The point is, my indexes weren't created by a developer; they are the output of an automated process. That makes them data, not code. They never see the inside of our source control repository; they are managed directly on the production server.
Why is this a big deal? Because we use Red Gate SQL Compare to automate our database deployments, and SQL Compare does not distinguish between unique and non-unique indexes. It treats them all the same. It gives you only one option: you can include all indexes in a comparison, or you can ignore them all. Ignoring them all isn't an option -- can you imagine what would happen if you didn't deploy your primary keys?

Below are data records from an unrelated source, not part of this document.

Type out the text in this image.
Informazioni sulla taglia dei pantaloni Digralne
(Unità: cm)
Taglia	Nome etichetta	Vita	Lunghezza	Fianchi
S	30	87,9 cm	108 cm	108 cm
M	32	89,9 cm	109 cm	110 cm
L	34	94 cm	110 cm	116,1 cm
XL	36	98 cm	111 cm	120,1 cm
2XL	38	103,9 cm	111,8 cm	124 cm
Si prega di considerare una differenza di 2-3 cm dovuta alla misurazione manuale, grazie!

Including them all, however, means that the deploy process will always make the production database have only the indexes that developers have checked into source control, which means there's a good chance there won't be any at all. I don't have to imagine what would happen then; I know: I would spend all of my time looking at profiler traces and execution plans to see why the database keeps timing out. So our database deployment process has to generate a change script with SQL Compare and then edit it before running it to strip out all of the CREATE INDEX and DROP INDEX statements. That's not very efficient.
I've brought this issue up with Red Gate support, but I'm having trouble getting them to understand why I want to treat unique and non-unique indexes differently. I'm writing this to see if this viewpoint makes any sense to other database developers and administrators.